Children’s developmental trajectory is critically mediated by appropriate, affective relationships with loving and consistent caregivers as they relate to children through play. When parents observe their children playing or join with them in child-driven play, they are given a unique opportunity to see the world from their child’s vantage point as the child navigates a world perfectly created just to fit his or her needs. (The word “parent” is used in this report to represent the wide range of adult caregivers who raise children.) The interactions that occur through playing tell children that parents are fully paying attention to them and help to build enduring relationships. Parents who have the opportunity to glimpse into their children’s world learn to communicate more effectively with their children and are given another setting to offer gentle, nurturing guidance. Less verbal children may be able to express their views, experiences, and even frustrations through play, allowing their parents an opportunity to gain a fuller understanding of their perspective. Quite simply, play offers parents a wonderful opportunity to engage fully with their children.

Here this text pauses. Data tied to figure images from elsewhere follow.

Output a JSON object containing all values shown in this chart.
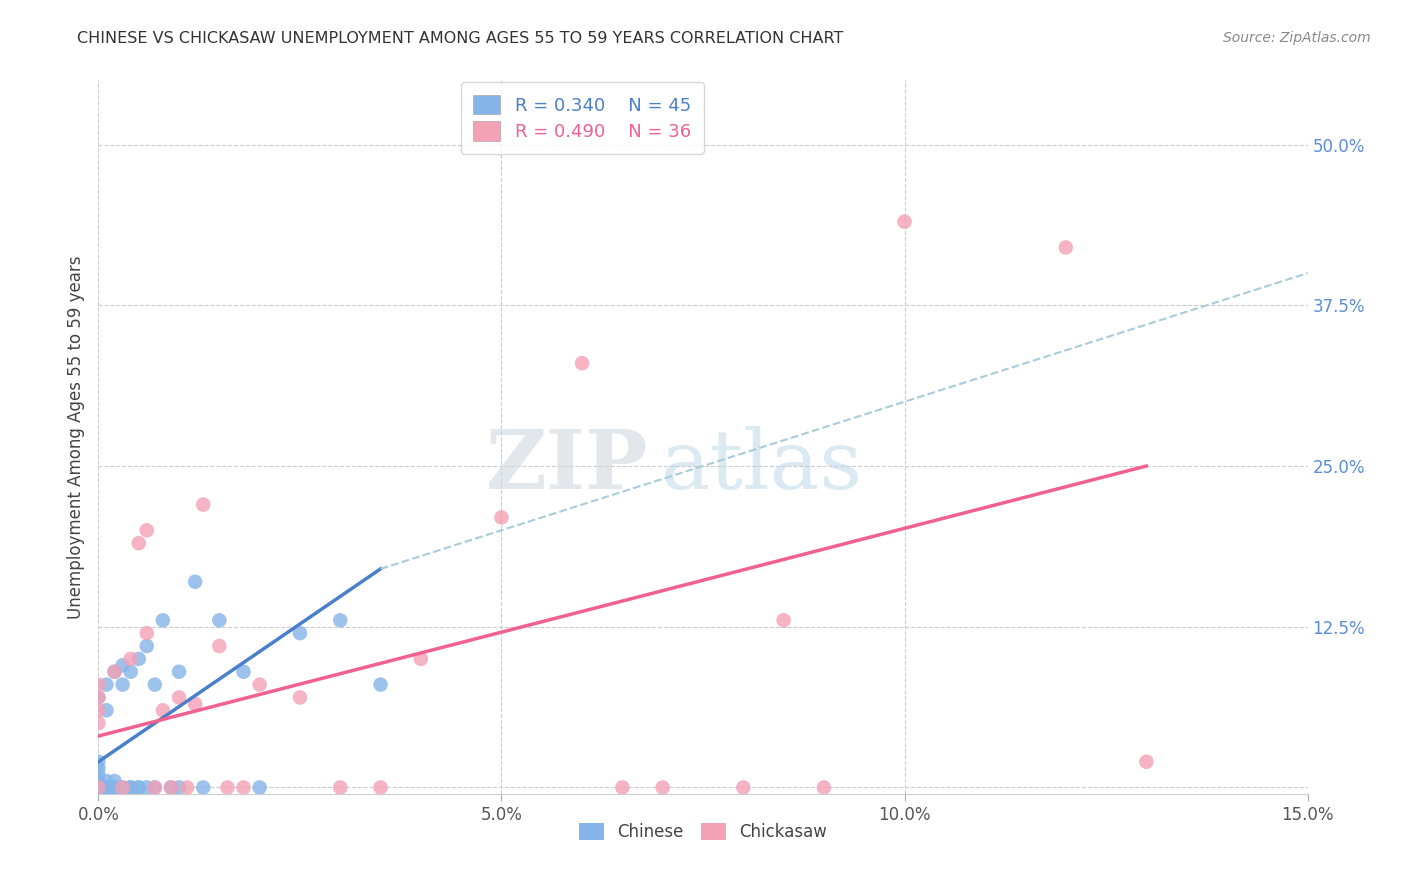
{
  "title": "CHINESE VS CHICKASAW UNEMPLOYMENT AMONG AGES 55 TO 59 YEARS CORRELATION CHART",
  "source": "Source: ZipAtlas.com",
  "ylabel": "Unemployment Among Ages 55 to 59 years",
  "xlim": [
    0.0,
    0.15
  ],
  "ylim": [
    -0.005,
    0.55
  ],
  "xtick_vals": [
    0.0,
    0.05,
    0.1,
    0.15
  ],
  "xticklabels": [
    "0.0%",
    "5.0%",
    "10.0%",
    "15.0%"
  ],
  "right_ytick_vals": [
    0.0,
    0.125,
    0.25,
    0.375,
    0.5
  ],
  "right_yticklabels": [
    "",
    "12.5%",
    "25.0%",
    "37.5%",
    "50.0%"
  ],
  "chinese_color": "#85b5e8",
  "chickasaw_color": "#f4a0b5",
  "chinese_line_color": "#4a7fcc",
  "chickasaw_line_color": "#f06090",
  "dashed_line_color": "#a8ccd8",
  "legend_chinese_R": "R = 0.340",
  "legend_chinese_N": "N = 45",
  "legend_chickasaw_R": "R = 0.490",
  "legend_chickasaw_N": "N = 36",
  "watermark_zip": "ZIP",
  "watermark_atlas": "atlas",
  "background_color": "#ffffff",
  "grid_color": "#cccccc",
  "chinese_x": [
    0.0,
    0.0,
    0.0,
    0.0,
    0.0,
    0.0,
    0.0,
    0.0,
    0.0,
    0.0,
    0.001,
    0.001,
    0.001,
    0.001,
    0.001,
    0.001,
    0.002,
    0.002,
    0.002,
    0.002,
    0.003,
    0.003,
    0.003,
    0.004,
    0.004,
    0.004,
    0.005,
    0.005,
    0.005,
    0.006,
    0.006,
    0.007,
    0.007,
    0.008,
    0.009,
    0.01,
    0.01,
    0.012,
    0.013,
    0.015,
    0.018,
    0.02,
    0.025,
    0.03,
    0.035
  ],
  "chinese_y": [
    0.0,
    0.0,
    0.0,
    0.0,
    0.0,
    0.005,
    0.01,
    0.015,
    0.02,
    0.07,
    0.0,
    0.0,
    0.0,
    0.005,
    0.06,
    0.08,
    0.0,
    0.0,
    0.005,
    0.09,
    0.0,
    0.08,
    0.095,
    0.0,
    0.0,
    0.09,
    0.0,
    0.0,
    0.1,
    0.0,
    0.11,
    0.0,
    0.08,
    0.13,
    0.0,
    0.0,
    0.09,
    0.16,
    0.0,
    0.13,
    0.09,
    0.0,
    0.12,
    0.13,
    0.08
  ],
  "chickasaw_x": [
    0.0,
    0.0,
    0.0,
    0.0,
    0.0,
    0.002,
    0.003,
    0.004,
    0.005,
    0.006,
    0.006,
    0.007,
    0.008,
    0.009,
    0.01,
    0.011,
    0.012,
    0.013,
    0.015,
    0.016,
    0.018,
    0.02,
    0.025,
    0.03,
    0.035,
    0.04,
    0.05,
    0.06,
    0.065,
    0.07,
    0.08,
    0.085,
    0.09,
    0.1,
    0.12,
    0.13
  ],
  "chickasaw_y": [
    0.0,
    0.05,
    0.06,
    0.07,
    0.08,
    0.09,
    0.0,
    0.1,
    0.19,
    0.12,
    0.2,
    0.0,
    0.06,
    0.0,
    0.07,
    0.0,
    0.065,
    0.22,
    0.11,
    0.0,
    0.0,
    0.08,
    0.07,
    0.0,
    0.0,
    0.1,
    0.21,
    0.33,
    0.0,
    0.0,
    0.0,
    0.13,
    0.0,
    0.44,
    0.42,
    0.02
  ],
  "blue_line_x0": 0.0,
  "blue_line_x1": 0.035,
  "blue_line_y0": 0.02,
  "blue_line_y1": 0.17,
  "dashed_line_x0": 0.035,
  "dashed_line_x1": 0.15,
  "dashed_line_y0": 0.17,
  "dashed_line_y1": 0.4,
  "pink_line_x0": 0.0,
  "pink_line_x1": 0.13,
  "pink_line_y0": 0.04,
  "pink_line_y1": 0.25
}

Play is integral to the academic environment. It ensures that the school setting attends to the social and emotional development of children as well as their cognitive development. It has been shown to help children adjust to the school setting and even to enhance children’s learning readiness, learning behaviors, and problem-solving skills. Social-emotional learning is best integrated with academic learning; it is concerning if some of the forces that enhance children’s ability to learn are elevated at the expense of others. Play and unscheduled time that allow for peer interactions are important components of social-emotional learning.